Discrimination is perhaps not Children’s Minister Will Quince’s strong point. SG&AT members parenting adoptees with disabilities who were permanently locked out of benefits in the pandemic because of the replacement of Working Tax Credits with Universal Credit (which has different thresholds) were told by Quince, then at the Department of Work and Pensions, the system had to be fair to those who wanted to invest their savings in property. Adopters and special guardians are giving up their work and careers, out of necessity, to raise children removed from their biological parents by the state – who have complex needs and high levels of disability. We do not have the same opportunities to study, work, earn or save/invest. Moreover, Carers Allowance, worth £67.60 per week, does not go far.

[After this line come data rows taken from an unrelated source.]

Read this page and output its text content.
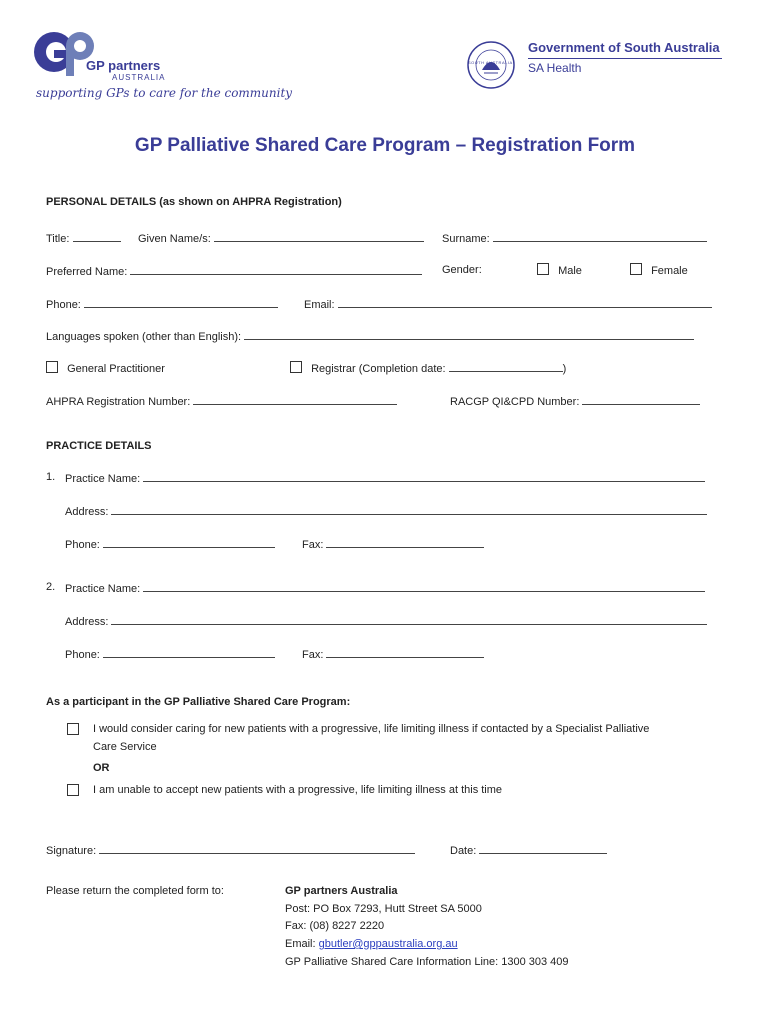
GP partners
AUSTRALIA
supporting GPs to care for the community
SOUTH AUSTRALIA
Government of South Australia
SA Health
GP Palliative Shared Care Program – Registration Form
PERSONAL DETAILS (as shown on AHPRA Registration)
Title:	Given Name/s:	Surname:
Preferred Name:	Gender:	Male	Female
Phone:	Email:
Languages spoken (other than English):
General Practitioner	Registrar (Completion date:	)
AHPRA Registration Number:	RACGP QI&CPD Number:
PRACTICE DETAILS
1. Practice Name:
Address:
Phone:	Fax:
2. Practice Name:
Address:
Phone:	Fax:
As a participant in the GP Palliative Shared Care Program:
I would consider caring for new patients with a progressive, life limiting illness if contacted by a Specialist Palliative
Care Service
OR
I am unable to accept new patients with a progressive, life limiting illness at this time
Signature:	Date:
Please return the completed form to:	GP partners Australia
Post: PO Box 7293, Hutt Street SA 5000
Fax: (08) 8227 2220
Email: gbutler@gppaustralia.org.au
GP Palliative Shared Care Information Line: 1300 303 409
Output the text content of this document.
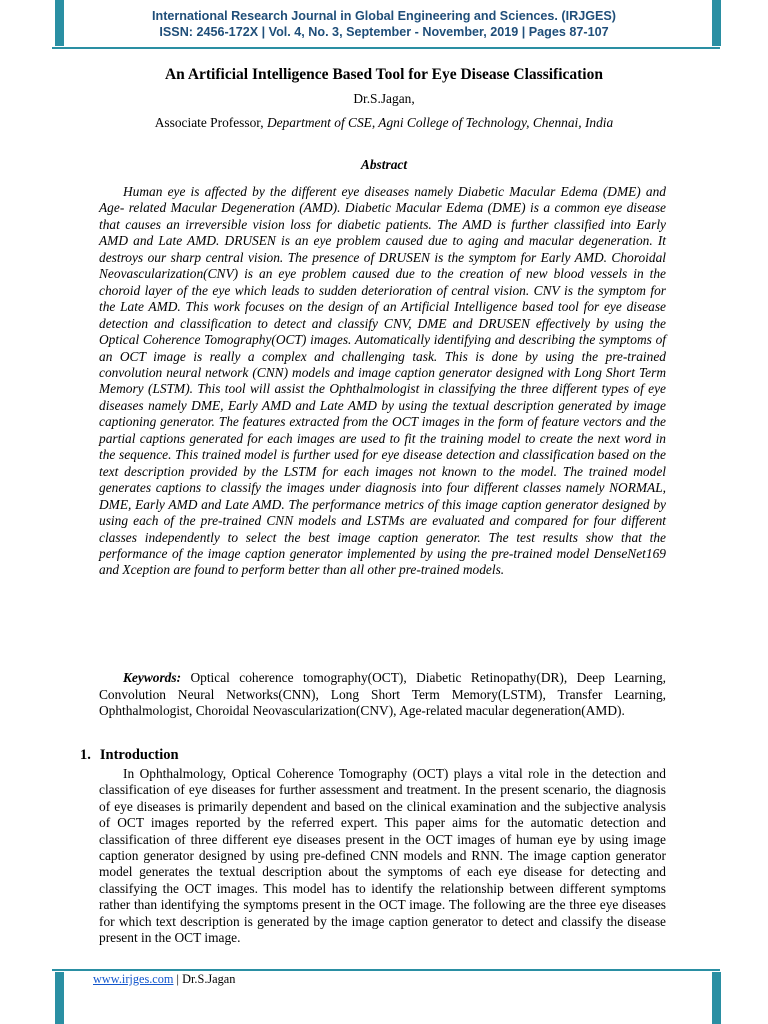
International Research Journal in Global Engineering and Sciences. (IRJGES)
ISSN: 2456-172X | Vol. 4, No. 3, September - November, 2019 | Pages 87-107
An Artificial Intelligence Based Tool for Eye Disease Classification
Dr.S.Jagan,
Associate Professor, Department of CSE, Agni College of Technology, Chennai, India
Abstract

Human eye is affected by the different eye diseases namely Diabetic Macular Edema (DME) and Age- related Macular Degeneration (AMD). Diabetic Macular Edema (DME) is a common eye disease that causes an irreversible vision loss for diabetic patients. The AMD is further classified into Early AMD and Late AMD. DRUSEN is an eye problem caused due to aging and macular degeneration. It destroys our sharp central vision. The presence of DRUSEN is the symptom for Early AMD. Choroidal Neovascularization(CNV) is an eye problem caused due to the creation of new blood vessels in the choroid layer of the eye which leads to sudden deterioration of central vision. CNV is the symptom for the Late AMD. This work focuses on the design of an Artificial Intelligence based tool for eye disease detection and classification to detect and classify CNV, DME and DRUSEN effectively by using the Optical Coherence Tomography(OCT) images. Automatically identifying and describing the symptoms of an OCT image is really a complex and challenging task. This is done by using the pre-trained convolution neural network (CNN) models and image caption generator designed with Long Short Term Memory (LSTM). This tool will assist the Ophthalmologist in classifying the three different types of eye diseases namely DME, Early AMD and Late AMD by using the textual description generated by image captioning generator. The features extracted from the OCT images in the form of feature vectors and the partial captions generated for each images are used to fit the training model to create the next word in the sequence. This trained model is further used for eye disease detection and classification based on the text description provided by the LSTM for each images not known to the model. The trained model generates captions to classify the images under diagnosis into four different classes namely NORMAL, DME, Early AMD and Late AMD. The performance metrics of this image caption generator designed by using each of the pre-trained CNN models and LSTMs are evaluated and compared for four different classes independently to select the best image caption generator. The test results show that the performance of the image caption generator implemented by using the pre-trained model DenseNet169 and Xception are found to perform better than all other pre-trained models.

Keywords: Optical coherence tomography(OCT), Diabetic Retinopathy(DR), Deep Learning, Convolution Neural Networks(CNN), Long Short Term Memory(LSTM), Transfer Learning, Ophthalmologist, Choroidal Neovascularization(CNV), Age-related macular degeneration(AMD).

1. Introduction

In Ophthalmology, Optical Coherence Tomography (OCT) plays a vital role in the detection and classification of eye diseases for further assessment and treatment. In the present scenario, the diagnosis of eye diseases is primarily dependent and based on the clinical examination and the subjective analysis of OCT images reported by the referred expert. This paper aims for the automatic detection and classification of three different eye diseases present in the OCT images of human eye by using image caption generator designed by using pre-defined CNN models and RNN. The image caption generator model generates the textual description about the symptoms of each eye disease for detecting and classifying the OCT images. This model has to identify the relationship between different symptoms rather than identifying the symptoms present in the OCT image. The following are the three eye diseases for which text description is generated by the image caption generator to detect and classify the disease present in the OCT image.

www.irjges.com | Dr.S.Jagan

Having a secure home is important when parents and caregivers need the children to have a sense of belonging in a community and provide stability.

The Department of Education also does not ensure the monitoring of accurate data about the legal status of children entering care, recording whether children are re-entering care from adoption, special guardianship or child arrangements orders. Each year the data is missing on thousands of children. Far more than the number of children who are adopted each year, which is accurately monitored – and has been declining steadily, despite considerable sums of public money being spent to recruit adopters as a main priority for government. Wouldn’t it be better, SG&AT members ask, to spend this money supporting those who have already adopted? So prospective adopters hear how well adoption is supported.

Going back into care after being raised in an adoptive or special guardianship family is not the same as going into care for the first time – its about time the Department for Education stopped pretending these incredibly vulnerable young people raised by adopters and special guardians have no need of the ASF if they go back into care because this would ‘duplicate’ support. Policy evaluation, were it done properly (and not the afterthought it has been with the ASF), would reveal how it can be an impossible struggle to achieve support for our children once they re-enter care. We can also find the diagnoses we have worked so hard to achieve, to get support, can be swiftly overturned by the corporate parent and there is little we can do about it- see this case of grandparents of a child with FASD being pushed out of their grandson’s life after he re-entered care.

We can find that our parental knowledge of the child is completely discarded – even after years of raising the children when children re-enter care. The discrimination can be terrible in special guardianship where caregivers are often grandparents. Attitudes towards special guardians can be hostile and adversarial to a degree that seems wholly at odds with the ‘best interests’ principle. In adoption too, the need of a child for family, birth family or adopted, can be overlooked when children re-enter care. The parenting from a distance role is scarcely recognised and narratives prevail in the media of adopters handing children back to care, making us sound rejecting as parents, which is the last thing we want. We wanted help for our children.

So we must reflect carefully about which children and families may be discriminated against and how to prevent this. Arguably, losing the right to be raised by a birth parent could be a protected characteristic, as it may have a lifelong impact.